Ellie Tucker
It has become routine at the end of the year for the online book community to fill the internet discussing whether or not they have reached their yearly book goal. Staggering figures such as 200 or 300 books read are increasingly common. I enjoy this kind of content- I like being nosey and seeing what people are reading, picking up recommendations as I go. I was happy with the number of books I read in 2022. I met my (admittedly more modest) reading goal and I feel like I read a good range of literature.
However, as we entered February, my feed became abound with reading updates as people recounted how many books they had polished off in January. Jack Edwards, for example, estimated he had read about 22 books so far. Kayla from BooksandLala hit 32. Someone I know advertised on Instagram that they had somehow devoured 40 books this year! Those numbers are astounding and make my seven books seem measly and unimpressive, even though I had only days earlier been quite pleased.
The online book community’s obsession with rapid consumption is made only clearer with the craze of so-called reading sprints and videos dedicated to showcasing short fiction and ‘quick reads’ to help hit your goal faster. Such things make me wonder: when did reading turn into a race?
Platforms such as Goodreads and Storygraph have only encouraged this competitive mentality where users can track their reading progress and keep a comprehensive log of the literature they’ve consumed. On the one hand, I find tracking my reading a key motivator in picking up a book rather than my phone on an evening. On the other hand, my reading goal often presses down on me as an exhausting mental weight. Some readers have decided to delete Goodreads entirely, finding that obsessively cataloguing and quantifying reading has sucked the joy out of the hobby. Honestly, I get that.
Increasingly, it seems like what you read is becoming less important than how much you read. An article published by The New Yorker last year, How to Read More Than Everyone Else, or Seem Like You Do, while in jest, is indicative of the current preoccupation of tearing through literature.

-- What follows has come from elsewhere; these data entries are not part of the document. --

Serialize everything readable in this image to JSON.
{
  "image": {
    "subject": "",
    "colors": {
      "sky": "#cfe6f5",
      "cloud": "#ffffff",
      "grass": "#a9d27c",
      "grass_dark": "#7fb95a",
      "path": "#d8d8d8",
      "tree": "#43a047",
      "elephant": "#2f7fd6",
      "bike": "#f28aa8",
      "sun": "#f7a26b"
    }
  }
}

Reading books is inherently performative. People want to appear well-read, intellectual and cultured. But as the old maxim goes, quantity does not equal quality.

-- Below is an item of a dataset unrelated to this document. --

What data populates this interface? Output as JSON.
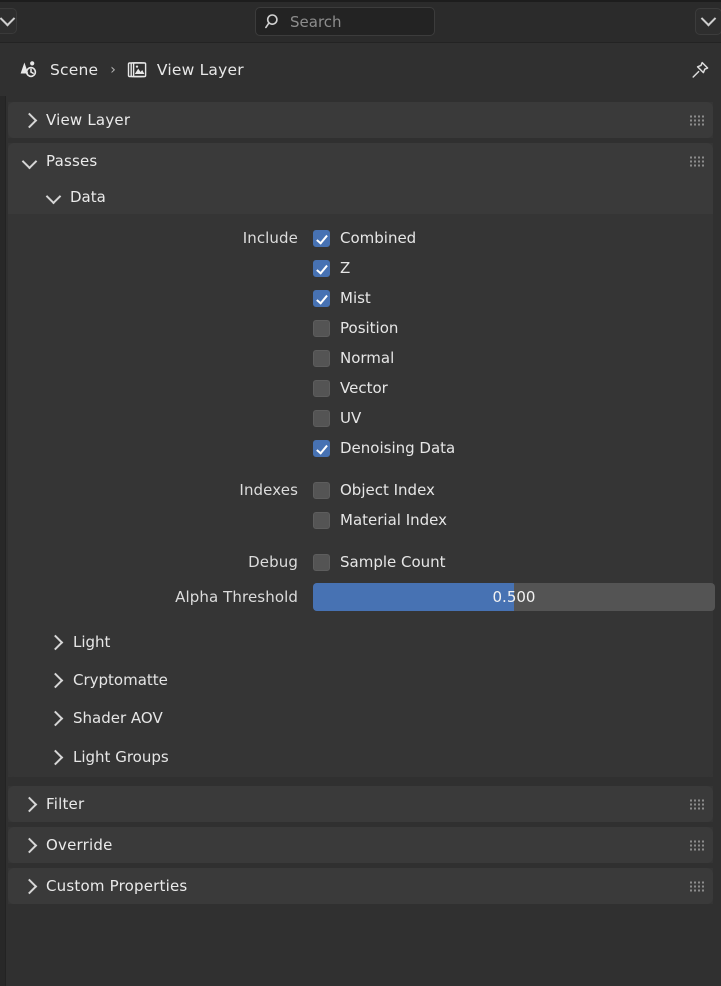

There’s a fine line between competition and rivalry, and I worry that the online book community is gradually teetering into toxicity. We need to be more intentional about our consumption of literature. Let us take a step back and reassess what we actually value about reading, and remember why we love it in the first place. At the end of the day, it’s not about the number of books or pages or hours of an audiobook. It’s about the stories we hear, the things we learn and the beautiful language we can wallow in for a moment before reluctantly returning to reality.